Mr Gable is editor of Searchlight, the highly respected anti-Fascist magazine. He was accused of being involved in a violent disorder at a meeting that was organised and addressed by Fascists and ex-Mosleyites. The prosecution case against Mr Gable rested solely on statements made by the self-proclaimed Fascists and neo-Nazis.
In the prosecution's opening speech, these allegations were outlined against Mr Gable and his co-defendant. Your reporter dutifully recorded the contents of the prosecutor's speech and a headlined report covering several column inches duly appeared in your newspaper ('Anti-fascist 'led hijack of meeting' ', 21 July).

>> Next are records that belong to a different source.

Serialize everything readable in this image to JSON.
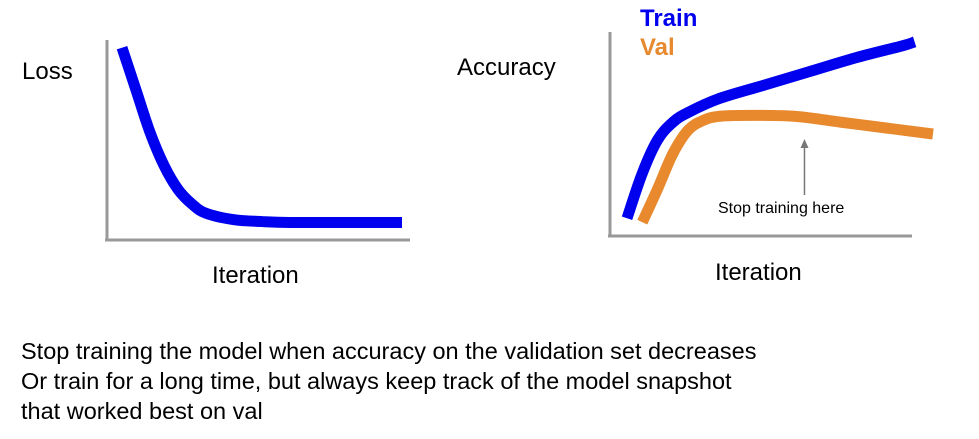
{
  "loss_chart": {
    "ylabel": "Loss",
    "xlabel": "Iteration"
  },
  "accuracy_chart": {
    "ylabel": "Accuracy",
    "xlabel": "Iteration",
    "legend": [
      "Train",
      "Val"
    ],
    "annotation": "Stop training here"
  },
  "caption": [
    "Stop training the model when accuracy on the validation set decreases",
    "Or train for a long time, but always keep track of the model snapshot",
    "that worked best on val"
  ],
  "chart_data": [
    {
      "type": "line",
      "title": "",
      "xlabel": "Iteration",
      "ylabel": "Loss",
      "xlim": [
        0,
        1
      ],
      "ylim": [
        0,
        1
      ],
      "grid": false,
      "series": [
        {
          "color": "#0000ee",
          "x": [
            0.0,
            0.05,
            0.1,
            0.15,
            0.2,
            0.25,
            0.3,
            0.4,
            0.5,
            0.6,
            0.8,
            1.0
          ],
          "y": [
            0.98,
            0.75,
            0.52,
            0.34,
            0.21,
            0.13,
            0.08,
            0.045,
            0.035,
            0.03,
            0.03,
            0.03
          ]
        }
      ]
    },
    {
      "type": "line",
      "title": "",
      "xlabel": "Iteration",
      "ylabel": "Accuracy",
      "xlim": [
        0,
        1
      ],
      "ylim": [
        0,
        1
      ],
      "grid": false,
      "legend": "top-left",
      "annotation": {
        "text": "Stop training here",
        "x": 0.58
      },
      "series": [
        {
          "name": "Train",
          "color": "#0000ee",
          "x": [
            0.0,
            0.05,
            0.1,
            0.15,
            0.2,
            0.3,
            0.45,
            0.6,
            0.75,
            0.9,
            0.94
          ],
          "y": [
            0.07,
            0.3,
            0.47,
            0.56,
            0.61,
            0.68,
            0.75,
            0.82,
            0.89,
            0.95,
            0.97
          ]
        },
        {
          "name": "Val",
          "color": "#e8892e",
          "x": [
            0.05,
            0.1,
            0.15,
            0.2,
            0.25,
            0.3,
            0.4,
            0.55,
            0.7,
            0.85,
            1.0
          ],
          "y": [
            0.05,
            0.22,
            0.4,
            0.52,
            0.57,
            0.59,
            0.595,
            0.59,
            0.56,
            0.53,
            0.5
          ]
        }
      ]
    }
  ]
}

However, as soon as the court turned to the meat of the case, that is the real evidence upon which the prosecution based its allegations, the Independent reporters disappeared. During the following days, the witnesses for the prosecution were systematically demolished and the prosecution's case crumbled before its eyes. Your readers were told nothing of this.
When the prosecution had had enough, it conceded that there was no case against Mr Gable and the judge directed that he be found not guilty. He was honourably discharged and awarded costs out of public funds. The only mention of this result came in your newspaper in a brief statement that Mr Gable had been 'formally acquitted'. Not a word was said about the complete collapse of the case and the reasons behind the acquittal.
Such patchy reporting is clearly unsatisfactory but sending a reporter along only to the first day of a trial is becoming more and more common. As in this case, this practice leads to distortion and should be abandoned.